The permit, which will run until November 19, was granted to the US companies Halliburton, Schlumberger Limited, Baker Hughes Holdings and Weatherford International.
The resumption of the license allows them to keep their assets, offices and personnel in the South American nation.
Likewise, it authorizes “the payment of local taxes and the purchase of public services in Venezuela”, as well as the “payment of salaries of employees and contractors” on Venezuelan soil.
The US maintains that it will maintain the blockade on oil imports from Venezuela
Despite the relaxations, the Treasury stresses that it will continue the sanctions that prevent imports of hydrocarbons from PDVSA.

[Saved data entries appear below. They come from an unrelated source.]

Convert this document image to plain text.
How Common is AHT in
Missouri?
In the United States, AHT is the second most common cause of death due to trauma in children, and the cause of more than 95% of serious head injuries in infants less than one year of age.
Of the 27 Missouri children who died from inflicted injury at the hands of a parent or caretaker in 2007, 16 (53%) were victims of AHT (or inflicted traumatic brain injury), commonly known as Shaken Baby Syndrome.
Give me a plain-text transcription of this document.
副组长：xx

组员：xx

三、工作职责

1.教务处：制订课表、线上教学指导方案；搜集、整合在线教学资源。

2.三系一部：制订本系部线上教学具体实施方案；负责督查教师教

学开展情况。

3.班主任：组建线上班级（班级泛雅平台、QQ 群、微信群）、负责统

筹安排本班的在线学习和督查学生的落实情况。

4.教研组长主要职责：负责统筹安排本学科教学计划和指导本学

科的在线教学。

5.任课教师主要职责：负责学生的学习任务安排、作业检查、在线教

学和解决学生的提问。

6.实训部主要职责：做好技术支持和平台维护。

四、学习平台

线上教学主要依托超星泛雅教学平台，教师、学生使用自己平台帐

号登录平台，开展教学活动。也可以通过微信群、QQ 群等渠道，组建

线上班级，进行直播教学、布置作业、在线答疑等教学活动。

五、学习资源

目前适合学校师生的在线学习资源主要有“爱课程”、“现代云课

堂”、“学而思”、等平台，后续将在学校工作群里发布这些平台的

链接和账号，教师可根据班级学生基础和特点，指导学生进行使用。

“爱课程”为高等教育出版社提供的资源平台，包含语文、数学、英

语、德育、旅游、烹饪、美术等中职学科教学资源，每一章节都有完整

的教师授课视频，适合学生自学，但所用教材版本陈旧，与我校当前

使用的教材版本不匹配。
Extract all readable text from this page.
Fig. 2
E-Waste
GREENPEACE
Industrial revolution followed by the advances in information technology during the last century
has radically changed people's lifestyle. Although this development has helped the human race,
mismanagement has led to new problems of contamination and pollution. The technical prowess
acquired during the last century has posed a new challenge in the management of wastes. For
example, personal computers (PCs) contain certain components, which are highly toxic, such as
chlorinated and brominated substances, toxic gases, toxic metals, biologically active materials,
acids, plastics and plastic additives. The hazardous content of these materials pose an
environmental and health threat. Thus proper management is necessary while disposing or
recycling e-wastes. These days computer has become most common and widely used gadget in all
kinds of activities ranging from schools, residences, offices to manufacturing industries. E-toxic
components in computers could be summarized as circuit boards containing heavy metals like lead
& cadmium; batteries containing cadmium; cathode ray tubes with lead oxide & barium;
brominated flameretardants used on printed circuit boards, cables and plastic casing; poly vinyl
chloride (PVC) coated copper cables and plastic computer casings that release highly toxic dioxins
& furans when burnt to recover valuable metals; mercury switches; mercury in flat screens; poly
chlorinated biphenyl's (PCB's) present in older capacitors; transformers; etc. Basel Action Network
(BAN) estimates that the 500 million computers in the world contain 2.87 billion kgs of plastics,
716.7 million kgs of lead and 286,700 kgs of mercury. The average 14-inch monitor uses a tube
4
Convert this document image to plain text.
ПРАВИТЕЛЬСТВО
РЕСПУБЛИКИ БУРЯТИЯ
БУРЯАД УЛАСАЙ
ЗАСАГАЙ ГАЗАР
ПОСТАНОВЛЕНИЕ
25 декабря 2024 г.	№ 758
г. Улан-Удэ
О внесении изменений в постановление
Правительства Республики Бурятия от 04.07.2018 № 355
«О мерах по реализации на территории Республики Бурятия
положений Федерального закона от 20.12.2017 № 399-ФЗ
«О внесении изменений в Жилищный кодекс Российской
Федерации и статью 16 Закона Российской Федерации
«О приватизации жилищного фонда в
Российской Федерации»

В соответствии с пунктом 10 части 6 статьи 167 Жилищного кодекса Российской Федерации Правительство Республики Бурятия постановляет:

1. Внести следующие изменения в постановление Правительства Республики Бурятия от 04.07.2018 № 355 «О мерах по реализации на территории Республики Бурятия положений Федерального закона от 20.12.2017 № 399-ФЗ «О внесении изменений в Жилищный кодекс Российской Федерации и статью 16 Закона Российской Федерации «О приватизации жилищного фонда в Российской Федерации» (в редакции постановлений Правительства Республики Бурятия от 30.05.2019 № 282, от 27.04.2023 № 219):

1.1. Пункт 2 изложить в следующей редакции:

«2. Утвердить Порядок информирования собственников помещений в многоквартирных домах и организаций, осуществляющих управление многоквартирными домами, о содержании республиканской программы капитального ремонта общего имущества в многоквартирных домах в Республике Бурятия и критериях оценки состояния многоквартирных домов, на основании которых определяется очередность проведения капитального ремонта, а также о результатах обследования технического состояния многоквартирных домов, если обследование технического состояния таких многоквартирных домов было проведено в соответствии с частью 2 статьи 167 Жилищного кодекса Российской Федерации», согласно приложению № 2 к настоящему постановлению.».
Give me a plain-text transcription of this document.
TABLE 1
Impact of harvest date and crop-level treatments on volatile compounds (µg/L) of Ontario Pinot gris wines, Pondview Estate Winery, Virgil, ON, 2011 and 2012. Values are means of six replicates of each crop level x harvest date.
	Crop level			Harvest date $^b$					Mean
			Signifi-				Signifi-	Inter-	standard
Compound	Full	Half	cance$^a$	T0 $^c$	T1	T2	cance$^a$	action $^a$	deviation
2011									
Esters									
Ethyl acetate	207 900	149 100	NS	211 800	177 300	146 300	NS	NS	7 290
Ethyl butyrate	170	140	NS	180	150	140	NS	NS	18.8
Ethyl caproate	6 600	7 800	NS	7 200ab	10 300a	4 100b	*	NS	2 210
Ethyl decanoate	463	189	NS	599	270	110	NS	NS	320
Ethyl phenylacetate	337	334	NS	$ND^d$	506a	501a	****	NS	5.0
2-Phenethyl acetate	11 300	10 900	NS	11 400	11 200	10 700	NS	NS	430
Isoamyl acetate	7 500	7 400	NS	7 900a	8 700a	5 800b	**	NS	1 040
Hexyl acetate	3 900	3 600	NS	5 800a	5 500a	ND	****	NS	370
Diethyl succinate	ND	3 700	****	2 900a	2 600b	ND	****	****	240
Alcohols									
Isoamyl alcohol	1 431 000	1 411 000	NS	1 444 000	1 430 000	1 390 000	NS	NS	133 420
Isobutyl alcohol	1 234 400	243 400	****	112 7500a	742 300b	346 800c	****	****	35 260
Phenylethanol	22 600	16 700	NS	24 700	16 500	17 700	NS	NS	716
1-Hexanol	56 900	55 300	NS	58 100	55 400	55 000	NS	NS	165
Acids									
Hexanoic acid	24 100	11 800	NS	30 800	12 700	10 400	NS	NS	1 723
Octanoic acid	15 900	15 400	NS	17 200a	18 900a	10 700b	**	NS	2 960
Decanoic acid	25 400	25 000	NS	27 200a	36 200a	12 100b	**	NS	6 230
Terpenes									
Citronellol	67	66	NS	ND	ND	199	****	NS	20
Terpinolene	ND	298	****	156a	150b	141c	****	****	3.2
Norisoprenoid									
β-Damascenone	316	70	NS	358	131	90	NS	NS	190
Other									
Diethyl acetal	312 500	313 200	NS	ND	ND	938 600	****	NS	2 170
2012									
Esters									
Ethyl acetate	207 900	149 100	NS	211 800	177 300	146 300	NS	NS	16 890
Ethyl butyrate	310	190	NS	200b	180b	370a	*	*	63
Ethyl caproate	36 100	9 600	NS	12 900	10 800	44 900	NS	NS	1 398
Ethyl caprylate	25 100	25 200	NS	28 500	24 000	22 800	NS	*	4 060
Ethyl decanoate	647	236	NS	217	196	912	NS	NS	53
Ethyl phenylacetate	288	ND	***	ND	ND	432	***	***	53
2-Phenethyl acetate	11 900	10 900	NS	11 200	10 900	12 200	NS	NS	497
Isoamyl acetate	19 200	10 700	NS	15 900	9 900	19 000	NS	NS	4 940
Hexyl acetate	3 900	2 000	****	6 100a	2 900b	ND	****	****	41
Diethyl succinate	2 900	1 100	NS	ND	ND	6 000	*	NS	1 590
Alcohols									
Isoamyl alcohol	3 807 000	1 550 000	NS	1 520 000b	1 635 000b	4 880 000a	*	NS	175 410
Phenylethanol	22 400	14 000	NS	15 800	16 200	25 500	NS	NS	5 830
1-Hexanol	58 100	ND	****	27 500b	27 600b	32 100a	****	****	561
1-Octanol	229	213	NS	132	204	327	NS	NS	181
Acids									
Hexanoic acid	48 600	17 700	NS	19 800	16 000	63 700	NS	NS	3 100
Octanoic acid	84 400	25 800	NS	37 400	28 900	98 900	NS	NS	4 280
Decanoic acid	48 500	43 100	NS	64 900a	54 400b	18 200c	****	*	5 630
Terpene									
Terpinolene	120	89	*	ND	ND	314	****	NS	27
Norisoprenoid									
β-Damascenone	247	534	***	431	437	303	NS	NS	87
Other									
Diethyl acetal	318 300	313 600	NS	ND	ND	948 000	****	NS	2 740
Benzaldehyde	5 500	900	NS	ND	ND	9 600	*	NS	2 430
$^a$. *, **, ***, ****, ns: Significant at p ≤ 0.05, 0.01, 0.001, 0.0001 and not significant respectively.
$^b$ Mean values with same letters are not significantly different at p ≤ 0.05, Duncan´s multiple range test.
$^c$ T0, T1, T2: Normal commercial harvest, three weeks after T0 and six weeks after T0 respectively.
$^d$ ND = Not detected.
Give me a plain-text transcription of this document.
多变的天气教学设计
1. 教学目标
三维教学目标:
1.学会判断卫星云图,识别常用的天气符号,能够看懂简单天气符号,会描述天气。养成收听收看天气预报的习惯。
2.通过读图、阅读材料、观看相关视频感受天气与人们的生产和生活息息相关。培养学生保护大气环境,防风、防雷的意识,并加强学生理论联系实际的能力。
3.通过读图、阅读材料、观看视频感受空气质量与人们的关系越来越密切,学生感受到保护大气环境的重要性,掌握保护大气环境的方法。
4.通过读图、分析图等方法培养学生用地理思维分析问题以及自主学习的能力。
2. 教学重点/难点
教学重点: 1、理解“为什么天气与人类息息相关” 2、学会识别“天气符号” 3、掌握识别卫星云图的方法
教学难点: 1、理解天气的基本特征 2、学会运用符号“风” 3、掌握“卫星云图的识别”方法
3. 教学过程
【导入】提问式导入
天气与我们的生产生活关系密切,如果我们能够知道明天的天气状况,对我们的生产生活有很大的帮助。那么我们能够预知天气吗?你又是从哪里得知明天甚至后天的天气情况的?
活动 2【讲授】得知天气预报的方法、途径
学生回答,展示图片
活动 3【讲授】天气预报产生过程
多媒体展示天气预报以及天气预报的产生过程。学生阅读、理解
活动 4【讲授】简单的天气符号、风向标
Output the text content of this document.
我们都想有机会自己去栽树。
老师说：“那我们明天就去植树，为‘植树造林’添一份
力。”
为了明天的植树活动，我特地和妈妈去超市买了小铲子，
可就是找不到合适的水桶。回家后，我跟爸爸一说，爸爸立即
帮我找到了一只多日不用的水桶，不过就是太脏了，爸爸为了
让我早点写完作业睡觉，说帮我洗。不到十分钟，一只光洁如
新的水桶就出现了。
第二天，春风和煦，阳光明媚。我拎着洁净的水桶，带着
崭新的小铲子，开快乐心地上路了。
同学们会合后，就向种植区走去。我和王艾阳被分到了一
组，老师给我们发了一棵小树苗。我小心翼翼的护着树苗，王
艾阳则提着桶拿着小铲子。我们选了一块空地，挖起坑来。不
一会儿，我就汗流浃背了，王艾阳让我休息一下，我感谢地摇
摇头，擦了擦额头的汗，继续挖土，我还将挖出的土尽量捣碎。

In this sense, the four companies that received the new guarantee will not be able to carry out any main activity with the Caracas state company, which includes the prohibition to drill, process and manipulate any hydrocarbon, as well as the purchase, sale, transport or shipment of petroleum products of Venezuelan origin.
They are also not allowed to export diluents, “directly or indirectly” to Venezuela or make payments, “even in kind”, to PDVSA or any entity in which the state company has a 50% or more participation.
For five years, the first power has imposed a battery of sanctions against the company that was once a strong source of income in the nation led by Nicolás Maduro, in an attempt to pressure his removal from power after his re-election was deemed “fraudulent.”
However, following the global energy crisis unleashed by the Russian war in Ukraine, the US has eased parts of the embargo. And after mismanagement and corruption schemes within the company, PDVSA has faced hard times.